Extend the length of history so that people had time to mingle (and invent some historical events to drive it, quite possible) on a mass scale even with slow travel? Well, fine, except then you need to come up with a plausible explanation for the Medieval Stasis. And, honestly, this is a trope that is nearly never done well, if anyone bothers to explain it at all.

Or decide that these humans, physiologically, are completely different from the regular kind and that thus phenotypic adaptations to different levels of solar radiation are equally distributed, never mind what the sun’s actually doing? (Even if you flattened the entire planet to even out the solar radiation – with monumental consequences for geography, biomes, weather patterns, etc., etc., you’d just get monochromatism, not a mixed distribution.)

In each case, that loud twanging noise you just heard was the reader’s, player’s, person-paying-attention’s suspension of disbelief just snapping like a twig, because when you do these things,your world does not make sense.

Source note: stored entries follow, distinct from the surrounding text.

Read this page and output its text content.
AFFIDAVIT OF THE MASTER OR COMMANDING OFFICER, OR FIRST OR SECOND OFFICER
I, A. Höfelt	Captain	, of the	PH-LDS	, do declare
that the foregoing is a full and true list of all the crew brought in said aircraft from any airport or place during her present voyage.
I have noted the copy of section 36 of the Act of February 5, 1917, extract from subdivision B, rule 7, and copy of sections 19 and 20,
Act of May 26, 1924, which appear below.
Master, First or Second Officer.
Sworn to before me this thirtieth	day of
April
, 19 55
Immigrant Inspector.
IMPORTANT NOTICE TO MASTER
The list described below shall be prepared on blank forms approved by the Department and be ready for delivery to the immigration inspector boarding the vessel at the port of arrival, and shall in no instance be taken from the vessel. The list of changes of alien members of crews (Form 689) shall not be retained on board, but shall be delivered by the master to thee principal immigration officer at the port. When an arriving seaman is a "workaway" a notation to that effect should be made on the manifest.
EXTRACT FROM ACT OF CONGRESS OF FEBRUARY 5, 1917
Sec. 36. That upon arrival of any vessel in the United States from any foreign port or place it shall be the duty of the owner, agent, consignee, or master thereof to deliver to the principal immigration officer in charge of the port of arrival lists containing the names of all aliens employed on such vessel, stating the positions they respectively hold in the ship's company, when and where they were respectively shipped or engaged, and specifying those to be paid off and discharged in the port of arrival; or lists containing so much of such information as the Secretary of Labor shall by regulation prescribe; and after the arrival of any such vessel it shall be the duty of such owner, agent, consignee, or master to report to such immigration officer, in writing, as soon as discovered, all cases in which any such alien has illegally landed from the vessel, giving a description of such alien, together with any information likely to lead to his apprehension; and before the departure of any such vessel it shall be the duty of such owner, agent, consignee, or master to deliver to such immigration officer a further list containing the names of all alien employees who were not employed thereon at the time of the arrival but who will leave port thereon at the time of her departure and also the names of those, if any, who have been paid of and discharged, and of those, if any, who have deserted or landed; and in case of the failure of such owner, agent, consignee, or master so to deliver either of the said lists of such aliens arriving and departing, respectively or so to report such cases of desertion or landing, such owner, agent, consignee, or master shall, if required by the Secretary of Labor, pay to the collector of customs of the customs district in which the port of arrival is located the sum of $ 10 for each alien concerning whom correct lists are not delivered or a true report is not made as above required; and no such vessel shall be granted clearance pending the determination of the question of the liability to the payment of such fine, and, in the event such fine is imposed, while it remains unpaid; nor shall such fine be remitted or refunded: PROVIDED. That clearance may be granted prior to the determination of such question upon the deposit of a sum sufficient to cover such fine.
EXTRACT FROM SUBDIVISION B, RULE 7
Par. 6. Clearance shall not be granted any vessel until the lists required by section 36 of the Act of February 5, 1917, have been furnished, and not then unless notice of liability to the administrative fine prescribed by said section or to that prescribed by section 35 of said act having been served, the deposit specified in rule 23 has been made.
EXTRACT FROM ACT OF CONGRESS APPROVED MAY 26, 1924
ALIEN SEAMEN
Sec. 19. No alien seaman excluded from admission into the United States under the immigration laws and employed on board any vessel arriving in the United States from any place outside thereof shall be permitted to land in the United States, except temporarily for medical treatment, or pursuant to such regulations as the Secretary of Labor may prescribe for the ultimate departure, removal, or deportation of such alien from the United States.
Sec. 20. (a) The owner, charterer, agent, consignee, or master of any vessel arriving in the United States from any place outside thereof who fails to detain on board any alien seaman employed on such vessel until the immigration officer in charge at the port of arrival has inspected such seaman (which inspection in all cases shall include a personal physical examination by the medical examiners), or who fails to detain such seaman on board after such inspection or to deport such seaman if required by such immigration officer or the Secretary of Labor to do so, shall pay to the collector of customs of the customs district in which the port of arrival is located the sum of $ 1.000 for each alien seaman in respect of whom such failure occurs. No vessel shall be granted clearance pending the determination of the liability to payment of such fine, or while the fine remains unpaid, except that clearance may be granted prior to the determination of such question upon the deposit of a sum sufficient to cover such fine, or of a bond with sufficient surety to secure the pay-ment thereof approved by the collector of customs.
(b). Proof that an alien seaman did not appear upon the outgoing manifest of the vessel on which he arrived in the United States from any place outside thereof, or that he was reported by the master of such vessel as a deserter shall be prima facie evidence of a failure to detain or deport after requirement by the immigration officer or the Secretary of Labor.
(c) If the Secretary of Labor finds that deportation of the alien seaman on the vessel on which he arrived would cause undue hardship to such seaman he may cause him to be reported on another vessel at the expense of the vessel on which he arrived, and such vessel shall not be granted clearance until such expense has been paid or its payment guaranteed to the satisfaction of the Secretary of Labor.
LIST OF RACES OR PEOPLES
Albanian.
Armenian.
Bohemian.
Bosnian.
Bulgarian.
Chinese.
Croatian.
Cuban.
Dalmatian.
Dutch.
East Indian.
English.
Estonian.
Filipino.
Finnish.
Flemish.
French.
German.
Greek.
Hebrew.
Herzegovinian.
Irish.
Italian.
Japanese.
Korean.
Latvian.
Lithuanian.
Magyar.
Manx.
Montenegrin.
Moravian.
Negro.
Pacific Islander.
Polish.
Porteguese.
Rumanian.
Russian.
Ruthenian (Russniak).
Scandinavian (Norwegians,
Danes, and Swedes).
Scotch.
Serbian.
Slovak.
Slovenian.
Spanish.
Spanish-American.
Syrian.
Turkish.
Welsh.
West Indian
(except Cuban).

Now, I’m impressed with the worldbuilding that went into Thedas; I think Bioware’s creative team did an excellent job on putting it together and making it fit. But I’m not unsympathetic either to the desire for protagonists “of color”, or indeed, of more NPCs likewise – just, I ask, make this happen in a way that does make sense. Set an episode of the story up in the equatorial north, in Antiva, or Rivain, or the northern part of Tevinter. Revisit the notion in the original Dragon Age of multiple origin stories, and let us create a protagonist of Rivaini descent – and, please, show that by something other than just a skin-color choice – anywhere.

But don’t break the world by sticking people in where they logically wouldn’t be just for the sake of it, or having protagonists whose history and appearance don’t fit together, with or without gratuitous retcons. That’s pandering, and people can tell that it’s pandering, and I – for one – would rather have it done right some of the time, where it fits the world and the story, than done badly all of the time.